If the development proceeds, Central Saanich won't benefit. Businesses on reserve land pay no municipal levies.
Worse still, the project may kill efforts to rebuild the struggling business centre in nearby Keating. Council responded to the Tsawout plan with an offer to rezone Keating's commercial district so big-box stores could locate there as well.
But it may be a case of too little, too late. And that will mean thousands in lost revenues.
Next, councillors were confronted with a proposal that could result in parts of Island View Beach Park being flooded by seawater.
Last month, staff from the Capital Regional District briefed council on a strategy to change erosion patterns along the Island View shore.
The scheme involves removing log barriers that protect the park and adjacent farmland. If that happens, high tides in winter could flood the area and wash away benches and campsites.
The park is much used by local residents, and council members made clear their opposition. But in reality, there is little they can do. Although located in Central Saanich, the park is administered by the CRD and the final decision rests there.
Then last week, an even more difficult predicament reared its head.

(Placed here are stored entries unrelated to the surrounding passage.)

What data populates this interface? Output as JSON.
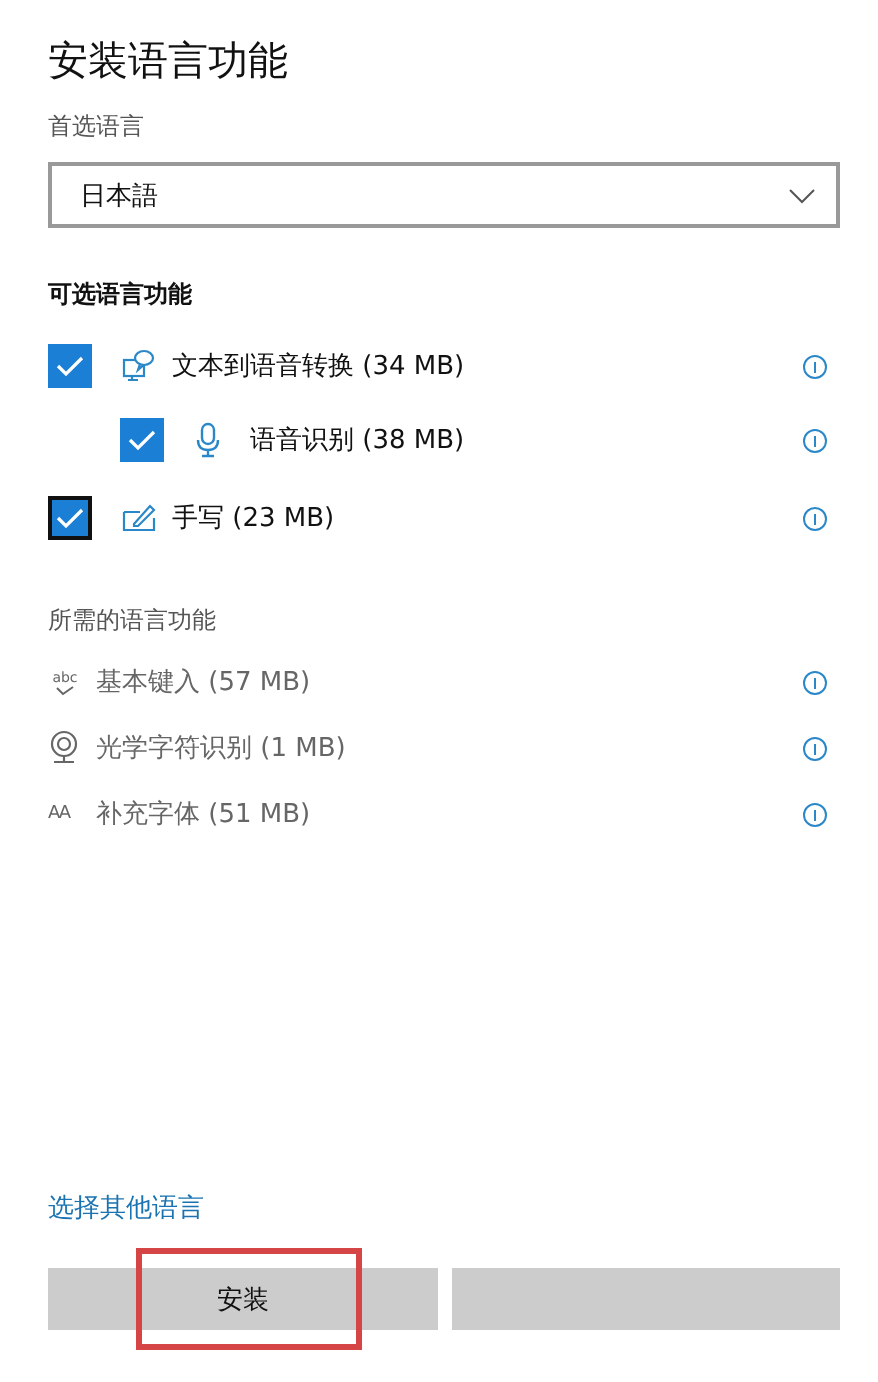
{
  "title": "安装语言功能",
  "preferred_language": {
    "label": "首选语言",
    "value": "日本語"
  },
  "optional_features": {
    "heading": "可选语言功能",
    "items": [
      {
        "label": "文本到语音转换 (34 MB)",
        "checked": true,
        "focused": false,
        "children": [
          {
            "label": "语音识别 (38 MB)",
            "checked": true,
            "focused": false
          }
        ]
      },
      {
        "label": "手写 (23 MB)",
        "checked": true,
        "focused": true
      }
    ]
  },
  "required_features": {
    "heading": "所需的语言功能",
    "items": [
      {
        "label": "基本键入 (57 MB)",
        "glyph": "abc"
      },
      {
        "label": "光学字符识别 (1 MB)"
      },
      {
        "label": "补充字体 (51 MB)",
        "glyph": "AA"
      }
    ]
  },
  "link": "选择其他语言",
  "buttons": [
    {
      "label": "安装",
      "highlighted": true
    },
    {
      "highlighted": false
    }
  ]
}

A non-profit agency, the Creating Homefulness Society, began construction of a camp for indigent people on the outskirts of Brentwood Bay.
The society owns Woodwynn Farm, a 78-hectare plot at the corner of West Saanich and Mount Newton Cross roads. Organizers plan to house about 100 homeless people and 24 staff on the site. In the short term, residents will live in tents and trailers.
The problem is, current zoning allows homes for only four people, and the Agricultural Land Commission has already denied an application to construct additional accommodation. Neighbouring residents are unhappy, and complaints have been filed with the responsible local authority – Central Saanich council.
At first glance, the project has a number of attractions. Many of Victoria's homeless people have chronic drugaddiction problems. Woodwynn Farm offers a complete break from life on the streets. Organizers believe there are therapeutic benefits in such a dramatic change.
They hope to get residents involved in the day-to-day routines of farm work, and believe that communal living and eating arrangements will create an environment of mutual support.
But there is also cause for concern. Bringing that many people together over a prolonged period, with only the most basic facilities (porta-potties and water tanks), is an invitation to ill health.
Policing and security will be an issue. Timely interventions in medical emergencies may be difficult to arrange.
And while zoning regulations can seem trivial when dealing with a crisis like homelessness, they do represent values that matter. People choose where to live based on the assurances that zoning provides. Our communities are built on this foundation.
The organizers at Woodwynn have decided to challenge all that, and are deliberately skirting, if not breaking, the law.
What to do about this is now for councillors to decide. They will review options at a meeting later this month.
But as they sit down to wrestle with what is, in effect, a no-win situation, they can perhaps be comforted by this thought: After what they've already been through, things surely can't get any more complicated.